Le continent européen paraît aujourd’hui la zone économique la plus mature en gestion de la supply chain. Et ce tant du côté des prestataires, dont 11 des 15 plus importants dans le monde sont du vieux continent, que des donneurs d'ordres eux-mêmes, avec des spécialistes comme EADS, Volkswagen ou encore Tesco dont la logistique est déjà très optimisée. Au cœur de l’Europe, la France occupe une position de premier plan sur le sujet, avec des formations universitaires ou des troisièmes cycles reconnus et assez anciens.

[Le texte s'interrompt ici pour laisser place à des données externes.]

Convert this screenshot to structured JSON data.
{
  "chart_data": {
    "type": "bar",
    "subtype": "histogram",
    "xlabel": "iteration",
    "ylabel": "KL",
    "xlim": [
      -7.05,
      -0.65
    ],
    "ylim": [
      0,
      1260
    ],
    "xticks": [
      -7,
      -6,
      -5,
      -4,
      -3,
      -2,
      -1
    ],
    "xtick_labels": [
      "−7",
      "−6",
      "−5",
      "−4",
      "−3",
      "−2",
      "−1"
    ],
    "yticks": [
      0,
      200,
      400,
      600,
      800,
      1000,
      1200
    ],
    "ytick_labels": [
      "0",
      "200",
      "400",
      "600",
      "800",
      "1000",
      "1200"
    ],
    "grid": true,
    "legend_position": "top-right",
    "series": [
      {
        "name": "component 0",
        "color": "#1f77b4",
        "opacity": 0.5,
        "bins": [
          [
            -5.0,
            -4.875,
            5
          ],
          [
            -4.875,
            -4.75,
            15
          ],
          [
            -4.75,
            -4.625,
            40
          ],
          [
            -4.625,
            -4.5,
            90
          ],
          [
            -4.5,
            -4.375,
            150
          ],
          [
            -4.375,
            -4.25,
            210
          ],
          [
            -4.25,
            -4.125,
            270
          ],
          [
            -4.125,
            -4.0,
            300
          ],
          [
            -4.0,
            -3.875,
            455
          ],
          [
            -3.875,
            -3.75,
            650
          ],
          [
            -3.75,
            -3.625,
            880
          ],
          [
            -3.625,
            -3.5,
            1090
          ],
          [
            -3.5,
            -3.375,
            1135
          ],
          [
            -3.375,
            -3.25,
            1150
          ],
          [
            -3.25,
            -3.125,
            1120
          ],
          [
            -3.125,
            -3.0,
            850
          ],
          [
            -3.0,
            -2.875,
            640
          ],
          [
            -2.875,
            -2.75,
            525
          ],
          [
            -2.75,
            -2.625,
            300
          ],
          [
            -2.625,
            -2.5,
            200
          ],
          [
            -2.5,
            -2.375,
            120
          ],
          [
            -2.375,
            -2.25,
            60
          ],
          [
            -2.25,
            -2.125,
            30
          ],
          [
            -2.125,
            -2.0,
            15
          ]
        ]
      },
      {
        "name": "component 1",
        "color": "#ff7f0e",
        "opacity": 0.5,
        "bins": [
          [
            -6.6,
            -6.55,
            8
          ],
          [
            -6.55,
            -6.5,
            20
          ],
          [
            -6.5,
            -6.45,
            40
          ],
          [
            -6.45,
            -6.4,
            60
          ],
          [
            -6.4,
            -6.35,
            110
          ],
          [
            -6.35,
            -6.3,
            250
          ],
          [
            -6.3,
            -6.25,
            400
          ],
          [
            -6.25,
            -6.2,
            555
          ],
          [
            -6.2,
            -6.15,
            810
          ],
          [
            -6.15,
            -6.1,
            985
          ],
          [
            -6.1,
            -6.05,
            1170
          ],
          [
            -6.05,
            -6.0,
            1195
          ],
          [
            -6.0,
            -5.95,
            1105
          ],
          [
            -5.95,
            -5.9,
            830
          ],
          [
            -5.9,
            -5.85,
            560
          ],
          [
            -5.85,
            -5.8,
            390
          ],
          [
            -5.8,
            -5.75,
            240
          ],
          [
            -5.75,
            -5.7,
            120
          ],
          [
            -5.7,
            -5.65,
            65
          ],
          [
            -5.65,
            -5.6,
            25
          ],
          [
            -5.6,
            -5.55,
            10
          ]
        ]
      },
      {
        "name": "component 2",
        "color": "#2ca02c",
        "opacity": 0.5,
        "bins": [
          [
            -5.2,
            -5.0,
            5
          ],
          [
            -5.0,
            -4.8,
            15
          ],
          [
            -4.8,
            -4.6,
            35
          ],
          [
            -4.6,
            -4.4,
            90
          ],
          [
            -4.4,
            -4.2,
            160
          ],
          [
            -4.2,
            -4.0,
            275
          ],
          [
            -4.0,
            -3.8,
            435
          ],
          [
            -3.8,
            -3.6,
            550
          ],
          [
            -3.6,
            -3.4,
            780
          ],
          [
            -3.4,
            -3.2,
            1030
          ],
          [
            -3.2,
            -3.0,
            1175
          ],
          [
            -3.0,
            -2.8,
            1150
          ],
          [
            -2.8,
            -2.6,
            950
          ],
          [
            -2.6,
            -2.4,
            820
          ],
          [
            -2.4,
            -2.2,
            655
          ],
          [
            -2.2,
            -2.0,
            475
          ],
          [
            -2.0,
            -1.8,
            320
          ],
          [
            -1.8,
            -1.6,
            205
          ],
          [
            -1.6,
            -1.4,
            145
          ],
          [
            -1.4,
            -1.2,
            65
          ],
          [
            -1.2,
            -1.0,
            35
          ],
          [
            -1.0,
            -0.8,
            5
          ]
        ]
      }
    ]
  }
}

Quand l’efficacité de la supply chain plafonne
Malgré tout, deux grands indicateurs de l’efficacité du supply chain management semblent plafonner, et se pose fatalement la question du potentiel d’amélioration des spécialistes hexagonaux.
D’abord, le transport multimodal et le passage du camion au rail ne décollent pas malgré l’effort de communication politique sur le sujet, avec des lacunes dans l’offre des opérateurs intermodaux (par exemple en termes de délais), dont la santé financière est bien loin de l’excellence. Fiscalité verte et repositionnements stratégiques dans des entités comme la SNCF ne suffiront donc probablement pas pour faire progresser le report modal.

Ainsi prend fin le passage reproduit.